In dat verband dient er, bijvoorbeeld, op gewezen te worden dat het verboden is wagens uit te rangeren door afstoten of door gebruikmaking van de helling, dat de etiketering van de wagens praktisch onbestaande is, dat men, bij gebrek aan een schijfvormig stopsein of een rode plaat aan het uiteinde van de trein, soms ook een tak van een kokospalm of van een palmboom aan het laatste voertuig aantreft, dat de beroepsopleiding nogal wat verschilt van wat de Europeanen zich daarvan voor stellen, maar dat ze helemaal beantwoordt aan de Afrikaanse mentaliteit. Aan de hand van al die inlichtingen hebben de spoorwegexperten de in jaarlijkse tonnemaat uitgedrukte vervoersaanvraag onderzocht, waarna zij ze dan hebben omgezet in verkeerseenheden-wagens en uiteindelijk in dagelijks aantal treinen met een wel bepaalde samenstelling overeenkomstig het locomotieftype en het profiel van de te doorlopen lijnen.

Vervolgens is men ertoe gekomen het aantal te bepalen van de verschillende sporen en installaties die noodzakelijk zullen zijn voor het verkeer waarmee op de diverse referentiedata tussen 1985 tot 2000 rekening zal dienen te worden gehouden. Dat nieuwe spoorwegensemble van Doeala-Bessengué maakt het voorwerp uit van een richtplan en van een lijvig omstandig verslag, opgesteld door de raadgevers die het onderzoek leidden. Het bevat o.m. de gedetailleerde verantwoording van elke installatie en komt aldus tegemoet aan de wens van de Wereldbank die eerst de gegrondheid van de nieuwe installaties te Doeala dient te onderzoeken alvorens over te gaan tot de financiering van dit plan dat voor de Kameroense Spoorwegen zo belangrijk is.

 Vooruitzichten

Als kustland kon Kameroen niet onverschillig blijven voor de vervoerproblemen, omdat het hier niet alleen het belang van het land zelf gold doch ook dat van de door een vreemd grondgebied ingesloten landen zoals zijn buren Tsjaad en het Centraalafrikaanse Rijk.
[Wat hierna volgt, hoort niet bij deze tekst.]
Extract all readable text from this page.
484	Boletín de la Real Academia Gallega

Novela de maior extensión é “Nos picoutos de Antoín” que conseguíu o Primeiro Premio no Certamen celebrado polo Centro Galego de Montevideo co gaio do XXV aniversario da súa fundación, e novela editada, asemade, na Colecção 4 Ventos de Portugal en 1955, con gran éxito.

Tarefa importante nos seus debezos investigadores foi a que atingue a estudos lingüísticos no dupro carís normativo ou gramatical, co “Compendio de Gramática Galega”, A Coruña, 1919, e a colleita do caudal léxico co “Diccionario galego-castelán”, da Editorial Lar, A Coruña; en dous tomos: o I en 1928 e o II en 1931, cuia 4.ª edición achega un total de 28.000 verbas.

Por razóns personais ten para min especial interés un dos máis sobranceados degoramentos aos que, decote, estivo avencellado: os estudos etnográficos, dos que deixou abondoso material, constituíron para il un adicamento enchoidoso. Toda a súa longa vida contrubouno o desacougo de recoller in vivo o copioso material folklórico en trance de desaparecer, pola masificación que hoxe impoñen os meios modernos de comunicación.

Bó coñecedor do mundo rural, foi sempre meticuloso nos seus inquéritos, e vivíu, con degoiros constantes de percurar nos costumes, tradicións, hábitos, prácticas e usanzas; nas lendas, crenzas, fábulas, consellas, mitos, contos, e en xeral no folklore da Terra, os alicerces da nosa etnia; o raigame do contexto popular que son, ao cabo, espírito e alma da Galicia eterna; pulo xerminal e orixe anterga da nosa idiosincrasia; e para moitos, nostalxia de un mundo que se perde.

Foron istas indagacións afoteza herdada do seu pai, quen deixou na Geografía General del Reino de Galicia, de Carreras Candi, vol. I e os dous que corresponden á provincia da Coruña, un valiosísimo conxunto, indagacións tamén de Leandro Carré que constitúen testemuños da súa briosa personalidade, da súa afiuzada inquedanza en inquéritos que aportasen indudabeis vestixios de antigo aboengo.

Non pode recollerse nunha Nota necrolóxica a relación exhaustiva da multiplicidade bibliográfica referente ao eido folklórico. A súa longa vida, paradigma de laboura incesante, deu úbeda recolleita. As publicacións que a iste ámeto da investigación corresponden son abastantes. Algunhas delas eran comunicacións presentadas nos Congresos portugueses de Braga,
De regeringsinstanties hebben aanzienlijke kapitalen gespendeerd aan de uitbreidingswerken van de haven van Doeala die haar verzadigingspunt had bereikt. Die werken zijn aan de gang; vanzelfsprekend bleef er nog het onderzoek naar de verbetering en de modernisering van de andere schakel van de vervoerketen: de spoorweg.
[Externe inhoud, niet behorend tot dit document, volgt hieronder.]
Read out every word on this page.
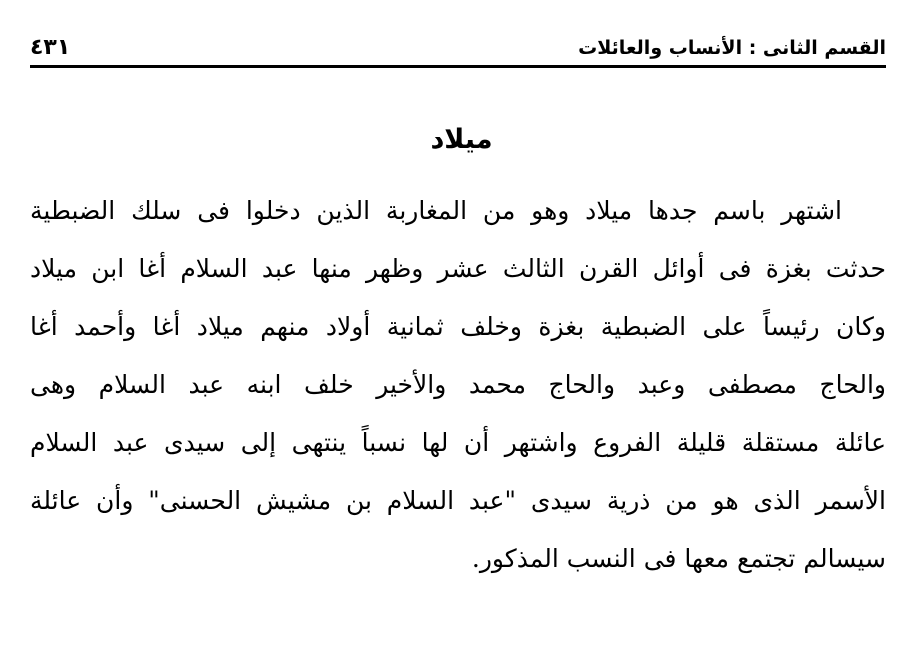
القسم الثانى : الأنساب والعائلات
٤٣١
ميلاد
اشتهر باسم جدها ميلاد وهو من المغاربة الذين دخلوا فى سلك الضبطية
حدثت بغزة فى أوائل القرن الثالث عشر وظهر منها عبد السلام أغا ابن ميلاد
وكان رئيساً على الضبطية بغزة وخلف ثمانية أولاد منهم ميلاد أغا وأحمد أغا
والحاج مصطفى وعبد والحاج محمد والأخير خلف ابنه عبد السلام وهى
عائلة مستقلة قليلة الفروع واشتهر أن لها نسباً ينتهى إلى سيدى عبد السلام
الأسمر الذى هو من ذرية سيدى "عبد السلام بن مشيش الحسنى" وأن عائلة
سيسالم تجتمع معها فى النسب المذكور.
Dit is het dan ook wat de spoorwegexperten van de NMBS te Doeala hebben gedaan. De inspanning die de Regering van Kameroen zich op het gebied van de spoorweguitrusting getroost, vertolkt haar vaste wil om het land te voorzien van een modern vervoerapparaat dat in staat is het vervoer, in het algemeen, en Regifercam, in het bijzonder, op nieuwe banen te leiden, en zulks tot meerder voordeel van de gemeenschap.